Educating your channel members’ sales representatives is an extremely important part of facilitating cooperation, especially when you’re launching a new product. The reps need to be provided with training and marketing materials in advance of the launch so their activities are coordinated with yours. Microsoft is a company that does a good job of training its partners. Before launching operating systems such as Windows XP and Vista, Microsoft provides thousands of its partners with sales and technical training. [4]
In addition, companies run sales contests to encourage their channel partners’ sales forces to sell what they have to offer. Offering your channel partners certain monetary incentives, such as discounts for selling your product, can help, too. We’ll talk more about incentive programs such as these in Chapter 12 "Public Relations and Sales Promotions".
Audio Clip
Interview with Joy Mead
http://app.wistia.com/embed/medias/0b42075cf0
Recall from Chapter 3 "Consumer Behavior: How People Make Buying Decisions" that Joy Mead is an associate marketing director with Procter & Gamble. Listen to this audio clip to hear Mead discuss how Procter & Gamble has developed insight about consumers and shared that insight with its retailers to help both them and the manufacturer succeed.
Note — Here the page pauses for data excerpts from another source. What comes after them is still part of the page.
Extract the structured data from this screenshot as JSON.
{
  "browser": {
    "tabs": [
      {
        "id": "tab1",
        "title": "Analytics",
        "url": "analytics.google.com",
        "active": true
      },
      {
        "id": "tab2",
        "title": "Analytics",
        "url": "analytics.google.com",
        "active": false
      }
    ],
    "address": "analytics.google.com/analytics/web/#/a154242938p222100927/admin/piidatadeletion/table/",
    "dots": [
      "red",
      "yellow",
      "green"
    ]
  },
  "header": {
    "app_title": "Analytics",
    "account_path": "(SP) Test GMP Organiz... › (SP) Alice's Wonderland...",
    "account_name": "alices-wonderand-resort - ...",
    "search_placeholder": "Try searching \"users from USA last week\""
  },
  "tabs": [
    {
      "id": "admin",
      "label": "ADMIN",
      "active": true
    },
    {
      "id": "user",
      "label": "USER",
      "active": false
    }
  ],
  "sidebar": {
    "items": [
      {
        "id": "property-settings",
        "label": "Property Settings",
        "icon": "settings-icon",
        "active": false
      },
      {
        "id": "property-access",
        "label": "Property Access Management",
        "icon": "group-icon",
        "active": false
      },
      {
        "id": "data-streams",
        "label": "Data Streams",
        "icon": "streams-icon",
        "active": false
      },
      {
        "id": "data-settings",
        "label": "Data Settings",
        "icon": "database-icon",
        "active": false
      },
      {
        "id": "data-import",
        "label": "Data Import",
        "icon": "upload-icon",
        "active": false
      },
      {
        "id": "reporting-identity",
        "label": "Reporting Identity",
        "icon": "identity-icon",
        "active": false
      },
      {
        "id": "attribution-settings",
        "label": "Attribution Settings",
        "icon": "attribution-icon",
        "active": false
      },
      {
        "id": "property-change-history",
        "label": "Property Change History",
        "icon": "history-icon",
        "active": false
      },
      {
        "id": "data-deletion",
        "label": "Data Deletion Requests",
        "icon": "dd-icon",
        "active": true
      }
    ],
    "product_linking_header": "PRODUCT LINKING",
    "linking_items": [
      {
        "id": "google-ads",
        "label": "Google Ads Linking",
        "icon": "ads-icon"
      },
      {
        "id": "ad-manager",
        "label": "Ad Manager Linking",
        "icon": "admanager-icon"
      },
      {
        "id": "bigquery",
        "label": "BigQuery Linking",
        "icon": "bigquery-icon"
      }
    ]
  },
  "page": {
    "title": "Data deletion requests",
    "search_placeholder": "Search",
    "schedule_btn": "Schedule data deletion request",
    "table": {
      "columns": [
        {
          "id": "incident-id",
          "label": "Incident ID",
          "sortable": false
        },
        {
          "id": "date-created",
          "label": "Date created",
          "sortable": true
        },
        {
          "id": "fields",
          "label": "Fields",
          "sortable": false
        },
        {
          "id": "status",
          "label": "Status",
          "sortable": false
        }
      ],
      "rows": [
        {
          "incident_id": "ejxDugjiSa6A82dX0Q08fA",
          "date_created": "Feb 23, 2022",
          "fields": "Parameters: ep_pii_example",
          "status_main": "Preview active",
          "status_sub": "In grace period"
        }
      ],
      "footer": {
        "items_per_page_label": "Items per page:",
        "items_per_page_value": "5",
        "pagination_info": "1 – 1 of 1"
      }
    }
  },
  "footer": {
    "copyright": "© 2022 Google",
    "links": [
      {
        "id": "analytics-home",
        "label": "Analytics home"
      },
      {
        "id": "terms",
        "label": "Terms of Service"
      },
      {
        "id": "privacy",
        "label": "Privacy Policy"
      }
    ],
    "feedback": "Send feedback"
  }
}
What shouldn’t you do when it comes to your channel partners? Take them for granted, says John Addison, the author of the book Revenue Rocket: New Strategies for Selling with Partners. Addison suggests creating a dialogue with them via one-on-one discussions and surveys and developing “partner advisory councils” to better understand their needs.
You also don’t want to “stuff the channel,” says Addison. Stuffing the channel occurs when, in order to meet its sales numbers, a company offers its channel partners deep discounts and unlimited returns to buy a lot of a product. The problem is that such a strategy can lead to a buildup of inventory that gets steeply discounted and dumped on the market and sometimes on gray markets. This can affect people’s perceptions of the product and its brand name. And what happens to any unsold inventory? It gets returned back up in the channel in the next accounting period, taking a toll on the “stuffers’” sales numbers.
Lastly, you don’t want to risk breaking the law or engage in unfair business practices when dealing with your channel partners. [5] We have already discussed confidentiality issues. Another issue channel partners sometimes encounter relates to resale price maintenance agreements. A resale price maintenance agreement is an agreement whereby a producer of a product restricts the price a retailer can charge for it.
The producers of upscale products often want retailers to sign resale price maintenance agreements because they don’t want the retailers to deeply discount their products. Doing so would “cheapen” their brands, producers believe. Producers also contend that resale price maintenance agreements prevent price wars from breaking out among their retailers, which can lead to the deterioration of prices for all of a channel’s members.
Both large companies and small retail outlets have found themselves in court as a result of price maintenance agreements. Although the U.S. Supreme Court hasn’t ruled that all price maintenance agreements are illegal, some states have outlawed them on the grounds that they stifle competition. In some countries, such as the United Kingdom, they are banned altogether. The safest bet for a manufacturer is to provide a “suggested retail price” to its channel partners.